Banka, 950 lira iade edecekmiş hesabıma!
Banka kayıtlarındaki cep telefon numaramı, ev adresimi, 5406 ile başlayan kredi kartımın son dört hanesini söyleyen kişi, ardından o kartın son kullanma tarihini sordu. Bankacı(!), kredi kartımın arka yüzündeki üç haneli güvenlik numarasını sorunca içime kurt düştü.
Nereden bileyim beni bankadan arayıp aramadığınızı deyince yanıtı şu oldu:
“Kurumsal numaramızın görünüyor olması lazım ekranınızda. İsterseniz o numaradan arayabilirsiniz beni. İsmim Gürkan Canbolat. Dahili numaram da 4506.”
Telefonu kapatır kapatmaz beni aradığı numarayı çevirmeye başladım ki “kapı duvar”!
Hemen Garanti Bankası’nı arayıp, durumu ilettim. Karşıma çıkan görevlinin özetle söylediği şuydu:
“Maalesef banka bilgilerine bir şekilde ulaşan çeteler var. Ancak ellerindeki bilgiler, hesaplardan para çekmek için yeterli değil. Kart sahiplerini arayıp, o eksik bilgileri ele geçirmek için önce ellerindeki bilgileri söyleyip, güven telkin ediyorlar. O bilgileri alınca da hemen harekete geçip, hesaptan istedikleri çekimi yapıyorlar.”
Ne olur ne olmaz diye Garanti kartlarımı iptal ettirdim.
Bugüne kadar hep alacakları için arayan bankacıların, durup dururken 950 lira iade etme gerekçesiyle arıyor olması inandırıcı gelmedi bana…
O yüzden düşmedim bu tuzağa!
Aman dikkat!
Siz siz olun, ekranda görünen numaraya inanmayın ve bu sahtekârların tuzağına düşmeyin.

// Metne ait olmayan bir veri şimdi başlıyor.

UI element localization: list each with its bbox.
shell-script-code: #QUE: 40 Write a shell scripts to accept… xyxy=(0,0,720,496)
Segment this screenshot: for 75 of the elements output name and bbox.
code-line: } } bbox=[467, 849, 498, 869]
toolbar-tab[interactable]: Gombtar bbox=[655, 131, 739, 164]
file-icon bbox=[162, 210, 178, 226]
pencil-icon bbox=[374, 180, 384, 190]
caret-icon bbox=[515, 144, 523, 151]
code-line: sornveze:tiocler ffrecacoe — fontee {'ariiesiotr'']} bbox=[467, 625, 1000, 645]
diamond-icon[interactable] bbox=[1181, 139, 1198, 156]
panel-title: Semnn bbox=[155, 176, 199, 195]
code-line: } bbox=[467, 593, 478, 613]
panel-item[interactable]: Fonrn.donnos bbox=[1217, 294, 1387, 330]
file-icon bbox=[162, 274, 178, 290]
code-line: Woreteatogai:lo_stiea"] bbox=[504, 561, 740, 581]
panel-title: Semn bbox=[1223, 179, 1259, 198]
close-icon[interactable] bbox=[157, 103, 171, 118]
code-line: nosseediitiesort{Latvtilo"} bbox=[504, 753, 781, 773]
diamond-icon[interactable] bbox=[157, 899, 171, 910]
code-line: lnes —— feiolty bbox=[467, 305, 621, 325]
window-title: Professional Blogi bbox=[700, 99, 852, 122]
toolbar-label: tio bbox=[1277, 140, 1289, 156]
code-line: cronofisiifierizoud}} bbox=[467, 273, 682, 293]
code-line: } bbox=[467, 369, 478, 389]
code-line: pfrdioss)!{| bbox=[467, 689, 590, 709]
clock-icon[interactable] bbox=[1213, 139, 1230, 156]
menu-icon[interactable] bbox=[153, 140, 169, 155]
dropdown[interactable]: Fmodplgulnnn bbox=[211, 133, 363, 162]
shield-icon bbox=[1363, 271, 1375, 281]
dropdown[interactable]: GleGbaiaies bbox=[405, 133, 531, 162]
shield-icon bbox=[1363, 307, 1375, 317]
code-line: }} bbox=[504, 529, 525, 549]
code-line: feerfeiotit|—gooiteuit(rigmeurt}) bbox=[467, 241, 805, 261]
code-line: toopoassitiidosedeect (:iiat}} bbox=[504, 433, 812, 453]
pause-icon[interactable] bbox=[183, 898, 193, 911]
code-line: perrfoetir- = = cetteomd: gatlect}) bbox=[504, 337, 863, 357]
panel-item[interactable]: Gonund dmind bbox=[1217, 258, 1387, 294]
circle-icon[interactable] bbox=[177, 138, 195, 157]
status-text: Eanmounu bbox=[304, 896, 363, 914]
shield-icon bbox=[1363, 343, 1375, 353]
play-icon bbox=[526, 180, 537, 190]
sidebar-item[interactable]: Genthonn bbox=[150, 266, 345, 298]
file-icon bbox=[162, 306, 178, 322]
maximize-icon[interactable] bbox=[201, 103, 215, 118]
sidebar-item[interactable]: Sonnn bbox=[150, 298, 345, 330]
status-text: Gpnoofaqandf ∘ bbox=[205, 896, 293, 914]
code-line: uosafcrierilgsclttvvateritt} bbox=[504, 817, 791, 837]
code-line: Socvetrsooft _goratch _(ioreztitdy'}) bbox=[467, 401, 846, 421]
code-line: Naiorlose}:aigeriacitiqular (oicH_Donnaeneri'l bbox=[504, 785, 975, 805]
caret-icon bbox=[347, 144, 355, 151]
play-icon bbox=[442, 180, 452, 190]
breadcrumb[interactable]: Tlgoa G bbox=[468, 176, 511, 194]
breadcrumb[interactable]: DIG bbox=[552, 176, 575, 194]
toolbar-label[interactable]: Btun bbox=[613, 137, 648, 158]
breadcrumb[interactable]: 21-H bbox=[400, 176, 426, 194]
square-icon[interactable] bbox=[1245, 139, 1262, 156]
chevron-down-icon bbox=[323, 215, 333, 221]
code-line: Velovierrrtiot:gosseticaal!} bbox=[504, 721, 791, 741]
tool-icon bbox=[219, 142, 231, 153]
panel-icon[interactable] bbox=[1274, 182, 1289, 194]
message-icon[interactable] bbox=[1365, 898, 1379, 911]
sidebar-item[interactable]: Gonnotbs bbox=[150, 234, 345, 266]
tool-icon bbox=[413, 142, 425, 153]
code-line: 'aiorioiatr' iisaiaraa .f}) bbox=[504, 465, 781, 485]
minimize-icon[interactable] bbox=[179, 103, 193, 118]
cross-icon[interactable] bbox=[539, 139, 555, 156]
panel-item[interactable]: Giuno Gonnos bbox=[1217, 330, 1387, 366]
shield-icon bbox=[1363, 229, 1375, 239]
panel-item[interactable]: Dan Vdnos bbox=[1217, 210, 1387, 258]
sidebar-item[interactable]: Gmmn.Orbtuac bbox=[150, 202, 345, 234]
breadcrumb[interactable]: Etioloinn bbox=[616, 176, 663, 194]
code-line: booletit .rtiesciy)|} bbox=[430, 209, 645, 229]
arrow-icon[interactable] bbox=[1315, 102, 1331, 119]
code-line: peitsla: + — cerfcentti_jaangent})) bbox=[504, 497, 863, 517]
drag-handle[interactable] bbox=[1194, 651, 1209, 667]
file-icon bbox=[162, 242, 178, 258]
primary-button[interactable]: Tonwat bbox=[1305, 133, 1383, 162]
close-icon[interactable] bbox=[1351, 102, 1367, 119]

BERNA LAÇİN BİLE” NE DEMEK?

O saatlerde bir iş yemeğinde olduğum için Show TV’de yayınlanan Letonya – Türkiye maçını izlemedim. O yüzden Show TV’nin maçta yorumculuk yaptırdığı Fatih Altaylı’nın performansı hakkında bir şey diyemeyeceğim. Avrupa Kupası’nın Türkiye yayın haklarını eline alan Ciner Grubu nereden kazanacak o maçlara verdiği parayı?
Reklamdan.
Televizyonculuk, “Ne kadar reyting, o kadar reklam geliri” üstüne kurulu bir iş olduğuna göre yapılacak şey belli:
Reytingi artırmak için tüm imkânları seferber etmek.
Altaylı’ya futbol yorumculuğu yaptırılması da bana göre, bu hedefe hizmet eden bir hamle. Dün Habertürk’ün iki yerinde vardı bu mevzu. Köşesinde, bu konuyu da yazan Altaylı’ya Habertürk Spor’da yarım sayfa yer ayırdı. Benim bildiğim söyleşi kişiler arasında olur, ama bu söyleşide taraflardan biri Habertürk Spor Servisi, diğeri Altaylı’ydı.
Spor Servisi, Altaylı’ya bakın ne dedi?
“Berna Laçin bile sizinle dalga geçmiş.”
“Berna Laçin bile” mi?
Sizin ülkenin milli maçını istediğiniz kişiyi yorumlatma hakkınız var, ama ünlü bir “bağyan” olan Berna Laçin’in yok, öyle mi?

GÜNÜN SÖZÜ
“Aynı anda hem savaşa hazırlanıp, hem de savaşı önleyemezsiniz.” (Albert Einstein)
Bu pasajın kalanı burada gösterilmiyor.